Despite Gonzales' satisfaction with the quality of his family's care, the new trend has some medical professionals in the U.S. worried that care is being sacrificed to low prices.
"There are quality standards that we are developing and implementing in America that are not going to be implemented there for a long time," said Jack Lewin, chief executive of the California Medical Association. "In terms of specialized care, it's critically important that we look beyond just cost savings."
Five years ago, California became the only state to regulate insurance programs that require crossing the border for basic health care. Since then, more than 700 nonagricultural businesses have offered plans requiring treatment in Mexico. Hundreds of farms offer similar coverage for about 120,000 migrant laborers.
In Texas, legislators explored the possibility of allowing health-maintenance organizations to operate on both sides of the border. But physicians in south Texas lobbied against the changes, arguing that local doctors could not compete with the lower costs in Mexico.
Lower-priced labor, malpractice insurance and overhead in Mexico mean both basic and sophisticated medical procedures can be performed at a fraction of the cost. A hysterectomy that averages $2,025 in the United States costs $810 in Mexico, said Mary Eadson, director of legal compliance for the Western Growers Association, an agricultural organization that provides health insurance for California workers in Mexico.
Clinics going up
The movement of U.S. health care across the border has sparked a boom in hospital construction in Tijuana.
Francisco Carrillo owns and operates a Mexican HMO plan for California workers called SIMNSA, and he owns the Centro Medico clinic, where large windows face the border bridge that many of his patients cross on their way to the waiting room.
On a recent weekday, half the cars in the parking lot bore California license plates. On two of the clinic's six floors, a new surgical center and a dentist's office are under construction. The clinic's other floors were crowded with patients.
"Things are moving very fast," Carrillo said. "We're growing."
Dr. David Castillejos Rios has performed laser eye surgery on both sides of the border. At a small hospital in Tijuana, he charges one-third as much as he does in San Diego.

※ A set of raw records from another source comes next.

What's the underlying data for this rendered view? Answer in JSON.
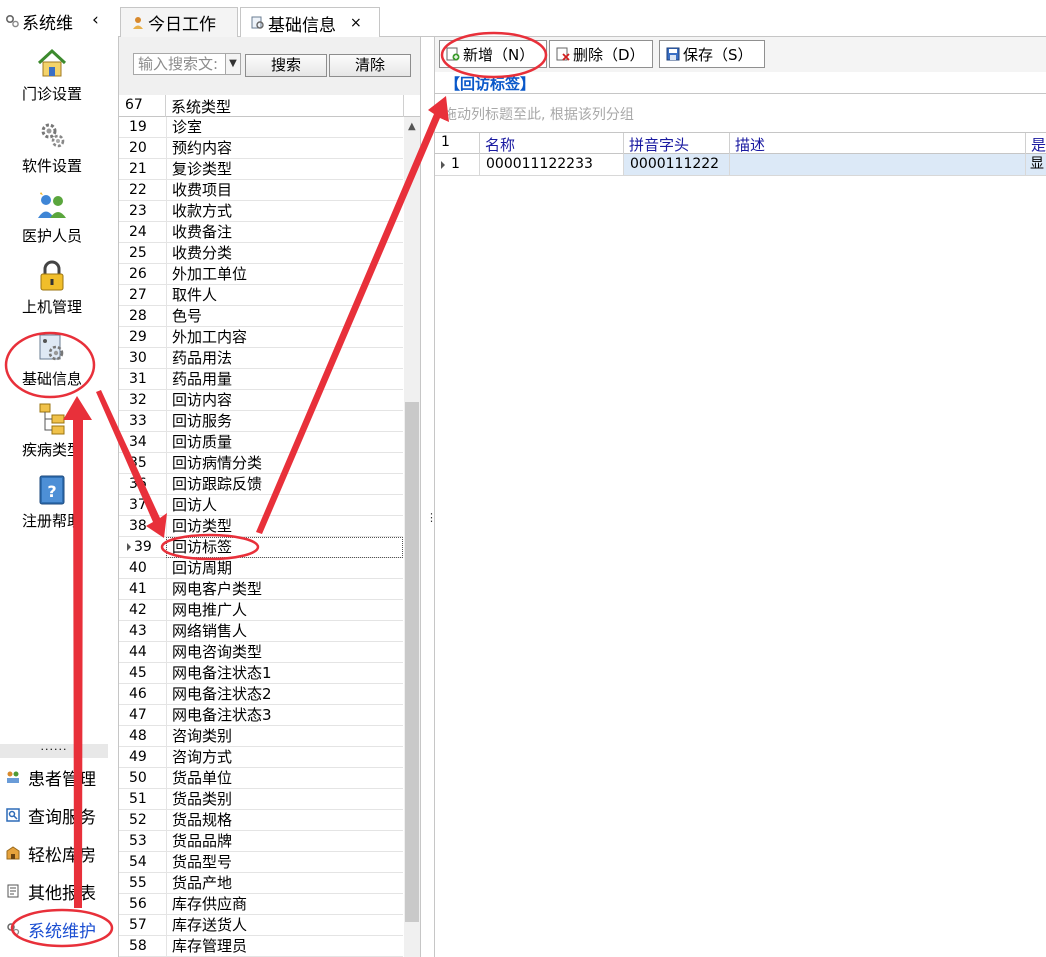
{
  "nav": {
    "title": "系统维",
    "collapse_icon": "chevron-left-icon",
    "items": [
      {
        "label": "门诊设置",
        "icon": "house-icon"
      },
      {
        "label": "软件设置",
        "icon": "gears-icon"
      },
      {
        "label": "医护人员",
        "icon": "people-icon"
      },
      {
        "label": "上机管理",
        "icon": "lock-icon"
      },
      {
        "label": "基础信息",
        "icon": "settings-box-icon"
      },
      {
        "label": "疾病类型",
        "icon": "tree-icon"
      },
      {
        "label": "注册帮助",
        "icon": "help-book-icon"
      }
    ],
    "dots": "......",
    "groups": [
      {
        "label": "患者管理",
        "icon": "patients-icon"
      },
      {
        "label": "查询服务",
        "icon": "query-icon"
      },
      {
        "label": "轻松库房",
        "icon": "warehouse-icon"
      },
      {
        "label": "其他报表",
        "icon": "report-icon"
      },
      {
        "label": "系统维护",
        "icon": "system-gear-icon"
      }
    ]
  },
  "tabs": [
    {
      "label": "今日工作",
      "icon": "person-icon"
    },
    {
      "label": "基础信息",
      "icon": "gear-doc-icon",
      "close": "×"
    }
  ],
  "search": {
    "placeholder": "输入搜索文:",
    "search_label": "搜索",
    "clear_label": "清除"
  },
  "list": {
    "header_count": "67",
    "header_name": "系统类型",
    "rows": [
      {
        "num": "19",
        "name": "诊室"
      },
      {
        "num": "20",
        "name": "预约内容"
      },
      {
        "num": "21",
        "name": "复诊类型"
      },
      {
        "num": "22",
        "name": "收费项目"
      },
      {
        "num": "23",
        "name": "收款方式"
      },
      {
        "num": "24",
        "name": "收费备注"
      },
      {
        "num": "25",
        "name": "收费分类"
      },
      {
        "num": "26",
        "name": "外加工单位"
      },
      {
        "num": "27",
        "name": "取件人"
      },
      {
        "num": "28",
        "name": "色号"
      },
      {
        "num": "29",
        "name": "外加工内容"
      },
      {
        "num": "30",
        "name": "药品用法"
      },
      {
        "num": "31",
        "name": "药品用量"
      },
      {
        "num": "32",
        "name": "回访内容"
      },
      {
        "num": "33",
        "name": "回访服务"
      },
      {
        "num": "34",
        "name": "回访质量"
      },
      {
        "num": "35",
        "name": "回访病情分类"
      },
      {
        "num": "36",
        "name": "回访跟踪反馈"
      },
      {
        "num": "37",
        "name": "回访人"
      },
      {
        "num": "38",
        "name": "回访类型"
      },
      {
        "num": "39",
        "name": "回访标签"
      },
      {
        "num": "40",
        "name": "回访周期"
      },
      {
        "num": "41",
        "name": "网电客户类型"
      },
      {
        "num": "42",
        "name": "网电推广人"
      },
      {
        "num": "43",
        "name": "网络销售人"
      },
      {
        "num": "44",
        "name": "网电咨询类型"
      },
      {
        "num": "45",
        "name": "网电备注状态1"
      },
      {
        "num": "46",
        "name": "网电备注状态2"
      },
      {
        "num": "47",
        "name": "网电备注状态3"
      },
      {
        "num": "48",
        "name": "咨询类别"
      },
      {
        "num": "49",
        "name": "咨询方式"
      },
      {
        "num": "50",
        "name": "货品单位"
      },
      {
        "num": "51",
        "name": "货品类别"
      },
      {
        "num": "52",
        "name": "货品规格"
      },
      {
        "num": "53",
        "name": "货品品牌"
      },
      {
        "num": "54",
        "name": "货品型号"
      },
      {
        "num": "55",
        "name": "货品产地"
      },
      {
        "num": "56",
        "name": "库存供应商"
      },
      {
        "num": "57",
        "name": "库存送货人"
      },
      {
        "num": "58",
        "name": "库存管理员"
      }
    ],
    "selected_num": "39"
  },
  "toolbar": {
    "add_label": "新增（N）",
    "delete_label": "删除（D）",
    "save_label": "保存（S）"
  },
  "detail": {
    "section_title": "【回访标签】",
    "group_hint": "拖动列标题至此, 根据该列分组",
    "columns": [
      "1",
      "名称",
      "拼音字头",
      "描述",
      "是"
    ],
    "rows": [
      {
        "num": "1",
        "name": "000011122233",
        "pinyin": "0000111222",
        "desc": "",
        "flag": "显"
      }
    ]
  },
  "colors": {
    "annotation": "#e8303a",
    "section_title": "#0a58c9",
    "header_text": "#1a1aa0",
    "selected_row": "#dce9f7"
  }
}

"The medicine is the same, and to me, whether I do it here or there, it's the same," Castillejos Rios said. "Only the price changes."
Affordable premiums
The difference can translate into the kind of affordable monthly premiums most American businesses have not seen in a decade. At Health Net, the cost of insuring a family of four whose treatment was covered in the states is $631 a month. Using physicians in Mexico, the cost would be $306 a month, company officials said.
Representatives of Blue Shield of California and Health Net, both of which offer cross-border HMO plans in California, said the quality of care is comparable in both countries. The insurance companies audit Mexican clinics themselves, and then report to the California Department of Managed Health Care.
Administrators at cross-border HMOs expect their plans to grow because the cost of health insurance in the United States is out of reach for an increasing number of working families.
That is what worries Lewin, of the California Medical Association.
"It's understandable that lower-income workers are trying to seek health care they can afford," he said. "But these people are largely paying taxes and contributing some of their own financial resources to this country. It's high time we provided good care for these people through enlightened public policy."